Some parts of the code follow Allman style; some parts of the code follow K&R style -- mostly depending on who wrote the original version. Above all else, be consistent with what you modify, and keep whitespace changes to a minimum when modifying existing source. For new code, the majority tends to prefer Allman style, so if you don't care much, use that.
All contributors need to either add a standard header for license info (on new files) or inform us of their wishes regarding which of the following licenses they would like their code to be made available under: the BSD-3-Clause license, the LGPL-2.1, or the GPL-2.0.
License
The MAME project as a whole is made available under the terms of the GNU General Public License, version 2 or later (GPL-2.0+), since it contains code made available under multiple GPL-compatible licenses. A great majority of the source files (over 90% including core files) are made available under the terms of the 3-clause BSD License, and we would encourage new contributors to make their contributions available under the terms of this license.

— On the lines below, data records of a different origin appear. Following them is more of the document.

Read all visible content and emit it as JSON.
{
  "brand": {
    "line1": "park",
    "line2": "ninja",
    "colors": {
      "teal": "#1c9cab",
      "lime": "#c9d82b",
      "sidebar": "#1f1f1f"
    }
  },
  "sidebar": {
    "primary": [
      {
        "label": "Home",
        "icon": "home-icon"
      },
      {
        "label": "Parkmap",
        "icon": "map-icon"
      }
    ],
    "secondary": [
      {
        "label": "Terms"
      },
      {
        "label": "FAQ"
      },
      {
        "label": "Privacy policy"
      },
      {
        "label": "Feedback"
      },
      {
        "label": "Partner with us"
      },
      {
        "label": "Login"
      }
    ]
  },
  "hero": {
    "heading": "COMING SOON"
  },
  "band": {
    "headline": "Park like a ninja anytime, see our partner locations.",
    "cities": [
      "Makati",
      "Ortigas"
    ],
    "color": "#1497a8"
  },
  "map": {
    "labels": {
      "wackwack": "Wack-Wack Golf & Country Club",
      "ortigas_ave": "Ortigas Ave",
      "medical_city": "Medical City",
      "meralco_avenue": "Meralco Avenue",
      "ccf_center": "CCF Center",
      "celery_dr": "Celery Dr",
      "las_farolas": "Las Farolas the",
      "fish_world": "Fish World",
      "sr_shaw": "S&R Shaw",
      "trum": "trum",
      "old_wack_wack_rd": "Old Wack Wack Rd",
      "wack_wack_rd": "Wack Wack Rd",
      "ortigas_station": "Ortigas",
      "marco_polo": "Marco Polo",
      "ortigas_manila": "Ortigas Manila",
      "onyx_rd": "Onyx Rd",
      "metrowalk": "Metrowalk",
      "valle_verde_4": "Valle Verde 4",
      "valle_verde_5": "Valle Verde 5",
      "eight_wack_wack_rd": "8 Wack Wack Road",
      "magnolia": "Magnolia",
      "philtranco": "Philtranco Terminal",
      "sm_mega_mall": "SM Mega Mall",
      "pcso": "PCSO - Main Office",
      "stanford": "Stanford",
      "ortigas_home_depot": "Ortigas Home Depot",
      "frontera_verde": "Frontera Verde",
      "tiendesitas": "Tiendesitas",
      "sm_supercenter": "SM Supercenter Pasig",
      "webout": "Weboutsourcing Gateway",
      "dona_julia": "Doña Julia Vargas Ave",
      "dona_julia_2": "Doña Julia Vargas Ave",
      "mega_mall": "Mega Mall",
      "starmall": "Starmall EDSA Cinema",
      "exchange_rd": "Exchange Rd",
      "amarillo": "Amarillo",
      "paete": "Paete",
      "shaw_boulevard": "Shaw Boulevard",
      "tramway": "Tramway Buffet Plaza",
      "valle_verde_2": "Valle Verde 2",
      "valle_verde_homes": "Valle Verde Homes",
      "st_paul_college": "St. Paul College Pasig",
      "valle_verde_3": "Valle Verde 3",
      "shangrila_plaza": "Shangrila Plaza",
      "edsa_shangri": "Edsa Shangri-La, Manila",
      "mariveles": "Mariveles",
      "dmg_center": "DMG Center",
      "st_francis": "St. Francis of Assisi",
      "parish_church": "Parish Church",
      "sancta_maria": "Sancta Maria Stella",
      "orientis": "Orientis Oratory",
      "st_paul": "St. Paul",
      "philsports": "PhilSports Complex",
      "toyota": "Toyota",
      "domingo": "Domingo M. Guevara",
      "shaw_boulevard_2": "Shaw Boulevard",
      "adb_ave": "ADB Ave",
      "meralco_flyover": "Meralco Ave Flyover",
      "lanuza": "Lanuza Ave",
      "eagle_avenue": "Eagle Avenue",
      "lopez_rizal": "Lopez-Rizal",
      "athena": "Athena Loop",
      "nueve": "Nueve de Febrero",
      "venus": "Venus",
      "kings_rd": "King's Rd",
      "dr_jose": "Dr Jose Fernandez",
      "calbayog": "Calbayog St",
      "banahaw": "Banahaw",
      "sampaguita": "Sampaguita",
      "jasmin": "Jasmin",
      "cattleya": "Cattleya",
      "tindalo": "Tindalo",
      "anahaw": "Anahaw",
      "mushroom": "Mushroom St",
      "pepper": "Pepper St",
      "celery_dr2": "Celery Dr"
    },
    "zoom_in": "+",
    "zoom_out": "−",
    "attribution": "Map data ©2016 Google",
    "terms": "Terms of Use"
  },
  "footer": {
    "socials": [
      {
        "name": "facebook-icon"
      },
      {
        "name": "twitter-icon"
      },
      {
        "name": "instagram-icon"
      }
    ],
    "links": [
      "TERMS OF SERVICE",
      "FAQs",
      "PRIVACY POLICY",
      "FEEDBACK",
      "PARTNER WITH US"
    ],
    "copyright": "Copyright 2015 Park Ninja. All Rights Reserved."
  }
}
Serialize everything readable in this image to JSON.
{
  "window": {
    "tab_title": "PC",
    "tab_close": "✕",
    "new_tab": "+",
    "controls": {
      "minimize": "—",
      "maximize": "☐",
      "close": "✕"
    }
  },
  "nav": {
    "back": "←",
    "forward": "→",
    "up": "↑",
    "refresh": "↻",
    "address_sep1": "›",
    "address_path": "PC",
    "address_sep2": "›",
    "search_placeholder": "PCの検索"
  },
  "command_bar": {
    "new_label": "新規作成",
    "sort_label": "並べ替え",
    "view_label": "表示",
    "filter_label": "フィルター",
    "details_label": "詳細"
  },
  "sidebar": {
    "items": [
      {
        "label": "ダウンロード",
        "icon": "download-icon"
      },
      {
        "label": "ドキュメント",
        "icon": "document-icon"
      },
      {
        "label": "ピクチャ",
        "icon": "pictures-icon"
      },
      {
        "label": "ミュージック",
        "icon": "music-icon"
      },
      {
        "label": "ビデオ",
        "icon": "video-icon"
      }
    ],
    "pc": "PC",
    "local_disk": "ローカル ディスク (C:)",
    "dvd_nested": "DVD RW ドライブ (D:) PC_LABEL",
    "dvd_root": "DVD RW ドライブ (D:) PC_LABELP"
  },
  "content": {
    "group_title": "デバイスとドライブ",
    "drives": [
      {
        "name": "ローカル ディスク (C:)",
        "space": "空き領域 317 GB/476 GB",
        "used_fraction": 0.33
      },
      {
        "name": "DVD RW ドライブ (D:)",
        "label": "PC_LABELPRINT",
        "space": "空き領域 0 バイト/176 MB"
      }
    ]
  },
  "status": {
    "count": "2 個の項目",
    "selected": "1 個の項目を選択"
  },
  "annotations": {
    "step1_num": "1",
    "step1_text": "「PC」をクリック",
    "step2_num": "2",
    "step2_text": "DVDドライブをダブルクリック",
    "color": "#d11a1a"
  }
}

Please note that MAME is a registered trademark of Gregory Ember, and permission is required to use the "MAME" name, logo, or wordmark.

Copyright (C) 1997-2021 MAMEDev and contributors
This program is free software; you can redistribute it and/or modify it
under the terms of the GNU General Public License version 2, as provided in
docs/legal/GPL-2.0.
This program is distributed in the hope that it will be useful, but WITHOUT
ANY WARRANTY; without even the implied warranty of MERCHANTABILITY or
FITNESS FOR A PARTICULAR PURPOSE. See the GNU General Public License for
more details.
Please see COPYING for more details.